JACKSONVILLE, Fla. — One of the major reasons for the Jacksonville Jaguars’ turnaround from one of the league’s worst franchises to nearly reaching the Super Bowl was the culture change initiated by executive vice president of football operations Tom Coughlin and head coach Doug Marrone.
It started the moment Coughlin was hired in January, and then it built throughout organized team activities, minicamp and a physically and mentally exhausting training camp that was much tougher than what the veterans had experienced in previous seasons in Jacksonville.
Players credited those things for the accountability, discipline and chemistry that played a significant role in the Jaguars’ first division title since 1999 and first playoff appearance since 2007.
All of those things, however, mean absolutely nothing right now. Marrone said he has to start all over when the offseason conditioning program begins in mid-April. Every team is different, and assuming the 2018 Jaguars will pick up exactly where the 2017 team left off in terms of the culture change would be irresponsible.
“People will say the culture has changed and all that stuff and now they have a foundation. I have seen and been a part of places where we have made mistakes before where we have taken that for granted that you have that,” Marrone said. “You can’t do that as a coach. For me, when we really start, it will be going back and building on those fundamentals, because the team fluctuates and changes.”
Marrone likened it to building a home. If the foundation is constructed properly, then the rest of the construction built upon that will be solid. If there are issues with the foundation, though, there eventually will be problems.

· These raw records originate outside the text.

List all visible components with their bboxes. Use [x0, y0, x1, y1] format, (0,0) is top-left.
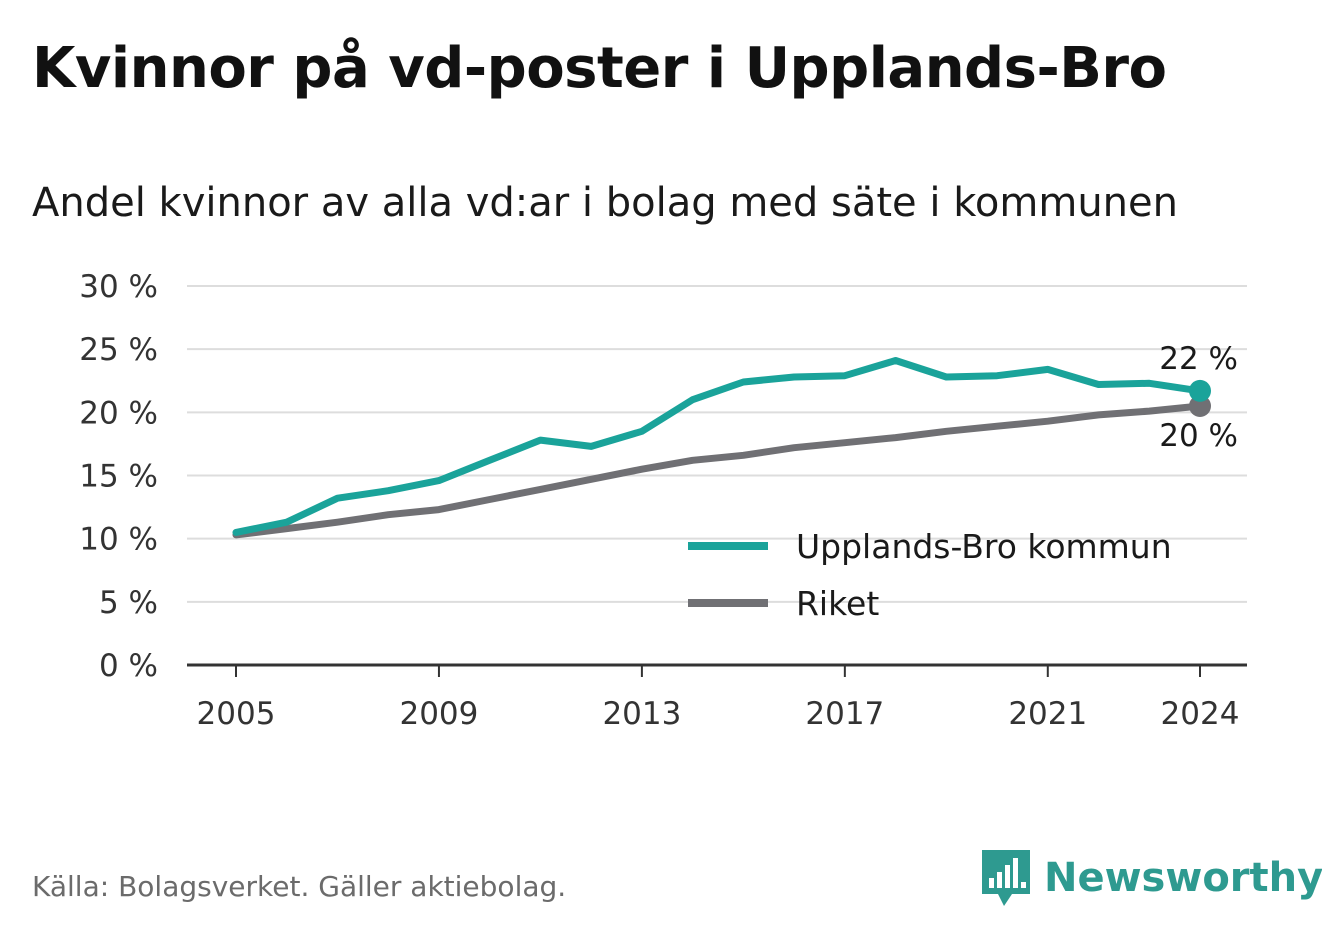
- legend-label-riket: Riket: [796, 584, 879, 623]
- y-tick-label: 15 %: [79, 459, 158, 495]
- series-line-upplands-bro: [232, 357, 1204, 536]
- y-tick-label: 30 %: [79, 269, 158, 305]
- x-tick-label: 2021: [1008, 696, 1087, 732]
- x-tick-label: 2009: [399, 696, 478, 732]
- end-point-upplands-bro: [1189, 379, 1211, 402]
- chart-title: Kvinnor på vd-poster i Upplands-Bro: [32, 36, 1167, 101]
- newsworthy-logo-icon: [982, 850, 1030, 906]
- grid-lines: [187, 285, 1247, 667]
- legend: Upplands-Bro kommun Riket: [688, 527, 1172, 623]
- end-label-riket: 20 %: [1159, 418, 1238, 454]
- brand-logo: Newsworthy: [980, 848, 1322, 908]
- y-tick-label: 5 %: [99, 585, 158, 621]
- x-tick-label: 2017: [805, 696, 884, 732]
- y-axis-ticks: 0 % 5 % 10 % 15 % 20 % 25 % 30 %: [79, 269, 158, 684]
- end-labels: 22 % 20 %: [1159, 341, 1238, 454]
- legend-label-upplands-bro: Upplands-Bro kommun: [796, 527, 1172, 566]
- x-axis-ticks: 2005 2009 2013 2017 2021 2024: [197, 665, 1240, 732]
- source-note: Källa: Bolagsverket. Gäller aktiebolag.: [32, 870, 567, 903]
- brand-name: Newsworthy: [1044, 855, 1322, 901]
- x-tick-label: 2024: [1161, 696, 1240, 732]
- series-line-riket: [232, 402, 1204, 539]
- y-tick-label: 25 %: [79, 332, 158, 368]
- y-tick-label: 20 %: [79, 395, 158, 431]
- x-tick-label: 2013: [602, 696, 681, 732]
- y-tick-label: 0 %: [99, 648, 158, 684]
- chart-subtitle: Andel kvinnor av alla vd:ar i bolag med …: [32, 180, 1178, 226]
- end-point-riket: [1189, 395, 1211, 418]
- x-tick-label: 2005: [197, 696, 276, 732]
- end-label-upplands-bro: 22 %: [1159, 341, 1238, 377]
- series: [232, 357, 1211, 539]
- y-tick-label: 10 %: [79, 522, 158, 558]
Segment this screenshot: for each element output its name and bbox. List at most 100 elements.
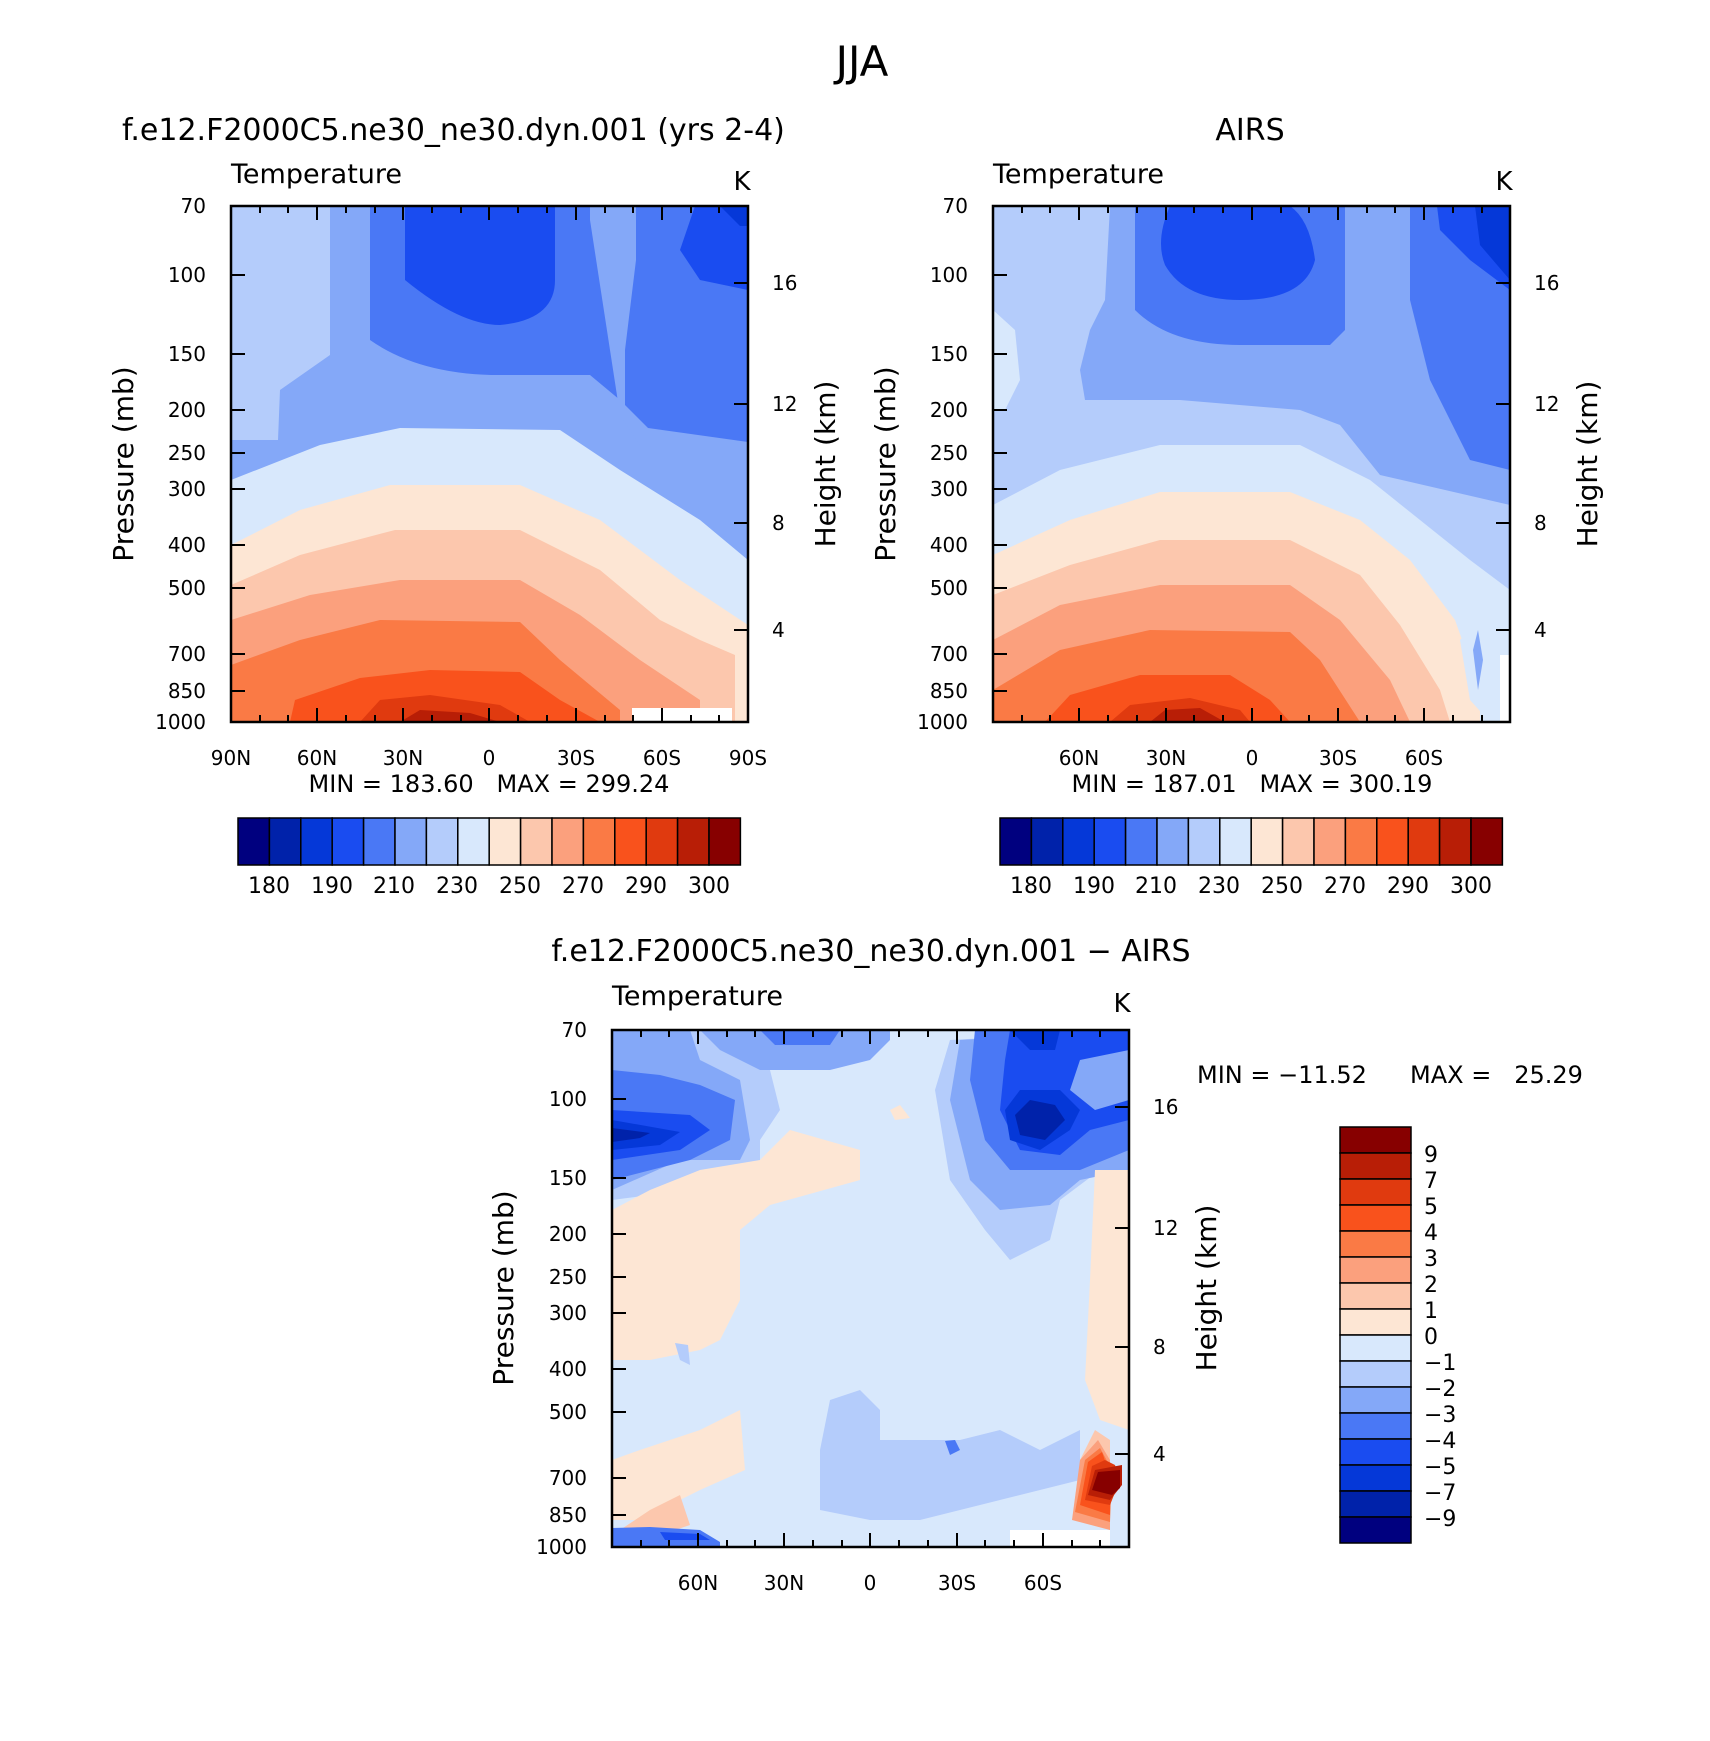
y-tick-label: 400 — [549, 1357, 587, 1381]
y-tick-label: 1000 — [536, 1535, 587, 1559]
colorbar-swatch — [708, 817, 742, 866]
colorbar-label: 230 — [1198, 874, 1240, 899]
y-tick-label: 500 — [168, 576, 206, 600]
x-tick-label: 30N — [383, 746, 423, 770]
y-tick-label: 150 — [930, 342, 968, 366]
y-tick-label: 850 — [930, 679, 968, 703]
x-ticks — [230, 206, 749, 722]
colorbar-swatch — [1030, 817, 1064, 866]
colorbar-swatch — [1339, 1178, 1412, 1206]
min-stat: MIN = −11.52 — [1197, 1061, 1367, 1089]
y-right-tick-label: 12 — [1534, 392, 1559, 416]
colorbar-label: 230 — [436, 874, 478, 899]
y-tick-label: 70 — [181, 194, 206, 218]
y-tick-label: 1000 — [155, 710, 206, 734]
colorbar-swatch — [1407, 817, 1441, 866]
x-tick-label: 60S — [1405, 746, 1443, 770]
y-tick-label: 70 — [943, 194, 968, 218]
colorbar-label: 210 — [1135, 874, 1177, 899]
colorbar-label: −1 — [1424, 1351, 1456, 1376]
y-right-axis-label: Height (km) — [1571, 381, 1604, 548]
colorbar-label: 1 — [1424, 1299, 1438, 1324]
colorbar-swatch — [582, 817, 616, 866]
x-tick-label: 60S — [643, 746, 681, 770]
colorbar-swatch — [1438, 817, 1472, 866]
colorbar-label: −5 — [1424, 1455, 1456, 1480]
y-right-tick-labels: 16 12 8 4 — [1534, 271, 1559, 642]
y-tick-label: 100 — [549, 1087, 587, 1111]
panel-title: AIRS — [1215, 113, 1284, 148]
x-tick-labels: 90N 60N 30N 0 30S 60S 90S — [211, 746, 767, 770]
contour-field — [612, 1030, 1129, 1547]
x-tick-label: 90S — [729, 746, 767, 770]
y-right-tick-labels: 16 12 8 4 — [772, 271, 797, 642]
colorbar-label: 300 — [1450, 874, 1492, 899]
max-stat: MAX = 25.29 — [1410, 1061, 1583, 1089]
y-right-tick-labels: 16 12 8 4 — [1153, 1095, 1178, 1466]
colorbar-swatch — [300, 817, 333, 866]
colorbar-label: 270 — [562, 874, 604, 899]
colorbar-swatch — [551, 817, 585, 866]
colorbar-label: 210 — [373, 874, 415, 899]
colorbar-label: −7 — [1424, 1481, 1456, 1506]
colorbar-swatch — [1339, 1256, 1412, 1284]
y-right-tick-label: 12 — [772, 392, 797, 416]
colorbar-swatch — [1250, 817, 1284, 866]
x-tick-label: 30S — [557, 746, 595, 770]
y-axis-label: Pressure (mb) — [869, 366, 902, 561]
x-tick-label: 30S — [1319, 746, 1357, 770]
colorbar — [1339, 1126, 1412, 1544]
colorbar-label: 300 — [688, 874, 730, 899]
colorbar-label: 9 — [1424, 1143, 1438, 1168]
variable-label: Temperature — [611, 981, 783, 1012]
panel-title: f.e12.F2000C5.ne30_ne30.dyn.001 (yrs 2-4… — [122, 113, 785, 148]
y-tick-label: 100 — [930, 263, 968, 287]
y-tick-label: 300 — [168, 477, 206, 501]
colorbar-labels: 9 7 5 4 3 2 1 0 −1 −2 −3 −4 −5 −7 −9 — [1424, 1143, 1456, 1532]
y-tick-label: 700 — [549, 1466, 587, 1490]
x-tick-labels: 60N 30N 0 30S 60S — [1059, 746, 1443, 770]
colorbar-swatch — [1339, 1282, 1412, 1310]
y-right-tick-label: 16 — [1534, 271, 1559, 295]
panel-airs: AIRS Temperature K — [869, 113, 1604, 899]
colorbar-swatch — [1344, 817, 1378, 866]
colorbar-swatch — [519, 817, 553, 866]
y-right-tick-label: 4 — [1153, 1442, 1166, 1466]
colorbar-swatch — [1339, 1386, 1412, 1414]
colorbar-swatch — [425, 817, 459, 866]
x-tick-label: 0 — [1246, 746, 1259, 770]
y-tick-label: 150 — [549, 1166, 587, 1190]
colorbar-label: 7 — [1424, 1169, 1438, 1194]
colorbar-labels: 180 190 210 230 250 270 290 300 — [248, 874, 730, 899]
y-tick-label: 400 — [168, 533, 206, 557]
colorbar-label: 190 — [1073, 874, 1115, 899]
y-tick-label: 100 — [168, 263, 206, 287]
x-tick-label: 90N — [211, 746, 251, 770]
y-tick-label: 300 — [549, 1301, 587, 1325]
y-ticks — [612, 1029, 1129, 1548]
colorbar-label: −4 — [1424, 1429, 1456, 1454]
colorbar-swatch — [1339, 1152, 1412, 1180]
y-ticks — [231, 205, 748, 723]
y-tick-labels: 70 100 150 200 250 300 400 500 700 850 1… — [155, 194, 206, 734]
colorbar-swatch — [1339, 1334, 1412, 1362]
colorbar-swatch — [614, 817, 647, 866]
colorbar-label: 0 — [1424, 1325, 1438, 1350]
y-tick-label: 250 — [549, 1265, 587, 1289]
panel-difference: f.e12.F2000C5.ne30_ne30.dyn.001 − AIRS T… — [487, 934, 1583, 1595]
y-tick-label: 850 — [549, 1503, 587, 1527]
colorbar-swatch — [488, 817, 522, 866]
y-right-tick-label: 16 — [772, 271, 797, 295]
y-right-tick-label: 8 — [1153, 1335, 1166, 1359]
colorbar-label: −9 — [1424, 1507, 1456, 1532]
colorbar-swatch — [1187, 817, 1221, 866]
y-right-tick-label: 12 — [1153, 1216, 1178, 1240]
y-tick-label: 250 — [930, 441, 968, 465]
colorbar-label: 190 — [311, 874, 353, 899]
y-tick-label: 500 — [549, 1400, 587, 1424]
colorbar-swatch — [1093, 817, 1127, 866]
colorbar-swatch — [1124, 817, 1158, 866]
x-ticks — [1021, 206, 1483, 722]
colorbar-swatch — [1062, 817, 1095, 866]
y-right-tick-label: 16 — [1153, 1095, 1178, 1119]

In other words, if Marrone and Coughlin don’t approach their second season the way they did their first, things might be great in August and September, but there could be issues by November and December — the two most critical months of the season.
“If there are a lot of people that have come back and everyone has bought in, that foundation will go a little quicker,” Marrone said. “The worst thing that can happen is that we say we’re going to go ahead and all of a sudden you find out that there is a crack somewhere in that foundation. The rest of the work doesn’t matter.”
Defensive tackle Malik Jackson finished his second season with the Jaguars in 2017, so he was around for only one terrible season. There are players in that locker room, however, who until 2017 had experienced nothing but season after season of double-digit losses.
So going 10-6, beating Buffalo and Pittsburgh, reaching the AFC Championship Game and nearly beating the New England Patriots in Gillette Stadium was a wonderful experience. However, it doesn’t automatically mean the Jaguars are now going to be an annual contender to reach the Super Bowl like the Patriots and Steelers.
Jackson knows what the team experienced in 2017 to get there, so he’s 100 percent onboard with starting from the bottom and rebuilding the chemistry, accountability and discipline.
“Bringing the leadership in here with Coach Marrone and Coach Coughlin, and just everybody working together to get this locker room together and letting everybody know that the old Jags from previous years are gone and this is a new team here under new management,” Jackson said. “We acted like it and we played like it and we’ve got to continue to do it.”